Exécutez Codex Security dans GitLab CI/CD pour analyser les modifications enregistrées dans des commits et les branches protégées, publier les résultats dans GitLab Security et, si vous le souhaitez, proposer des correctifs vérifiés dans des demandes de fusion à l’état de brouillon.

Le workflow sépare les identifiants d’analyse de l’accès en écriture au dépôt. Les modifications générées doivent toujours faire l’objet d’une révision humaine avant leur fusion.

Commencez par des rapports d’analyse uniquement.

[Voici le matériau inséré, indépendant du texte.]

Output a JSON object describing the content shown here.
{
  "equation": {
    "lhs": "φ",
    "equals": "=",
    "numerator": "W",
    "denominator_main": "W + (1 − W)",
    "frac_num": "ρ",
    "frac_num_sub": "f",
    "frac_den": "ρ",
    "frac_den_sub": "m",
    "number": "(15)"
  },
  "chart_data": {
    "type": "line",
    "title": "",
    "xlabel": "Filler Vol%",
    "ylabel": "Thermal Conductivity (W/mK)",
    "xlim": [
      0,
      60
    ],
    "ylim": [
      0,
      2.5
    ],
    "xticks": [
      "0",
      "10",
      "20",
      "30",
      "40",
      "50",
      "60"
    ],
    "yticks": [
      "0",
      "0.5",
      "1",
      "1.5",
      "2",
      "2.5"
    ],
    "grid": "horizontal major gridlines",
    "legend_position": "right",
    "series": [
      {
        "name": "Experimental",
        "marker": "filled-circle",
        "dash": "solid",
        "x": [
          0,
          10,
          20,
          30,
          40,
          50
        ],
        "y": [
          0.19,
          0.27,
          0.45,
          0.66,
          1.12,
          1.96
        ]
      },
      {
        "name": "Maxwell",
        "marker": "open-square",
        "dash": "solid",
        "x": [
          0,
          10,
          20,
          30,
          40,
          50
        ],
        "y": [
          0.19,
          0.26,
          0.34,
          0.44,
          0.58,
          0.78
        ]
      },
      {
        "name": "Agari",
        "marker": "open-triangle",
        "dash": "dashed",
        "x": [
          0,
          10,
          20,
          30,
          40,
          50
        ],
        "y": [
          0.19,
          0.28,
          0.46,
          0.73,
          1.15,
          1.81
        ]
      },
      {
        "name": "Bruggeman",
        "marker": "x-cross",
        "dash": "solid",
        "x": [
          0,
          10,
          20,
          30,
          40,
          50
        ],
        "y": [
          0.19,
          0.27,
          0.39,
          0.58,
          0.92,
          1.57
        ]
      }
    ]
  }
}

N’activez la correction qu’après avoir vérifié le runner, les résultats et les limites d’utilisation des identifiants pour votre projet.

Avant de commencer

Vous avez besoin des éléments suivants :

  • Un projet GitLab doté d’un runner de confiance prenant en charge l’espace de noms utilisateur du bac à sable Codex.
  • Le rôle Maintainer ou Owner dans le projet GitLab afin de pouvoir configurer les variables CI/CD du projet et les ressources protégées.
  • Une clé API OpenAI avec accès à Codex Security. Les organisations utilisant des clés Platform API peuvent demander l’accès Trusted Access pour Cyber. Les personnes utilisant l’authentification ChatGPT peuvent suivre le processus personnel de Trusted Access. Certains comptes ou dépôts nécessitent cet accès pour les analyses de l’intégralité du dépôt.
  • GitLab Ultimate 19.2 ou version ultérieure pour l’ingestion de fichiers SARIF 2.1.0.
  • L’historique Git complet afin que les tâches des demandes de fusion puissent calculer la base de fusion.

L’image du pipeline installe Node.js 26, Python 3, Git, rg et la version épinglée de Codex Security CLI. La correction automatisée nécessite également un test de régression existant et un runner capable d’exécuter des commandes contrôlées par le dépôt sans identifiants protégés.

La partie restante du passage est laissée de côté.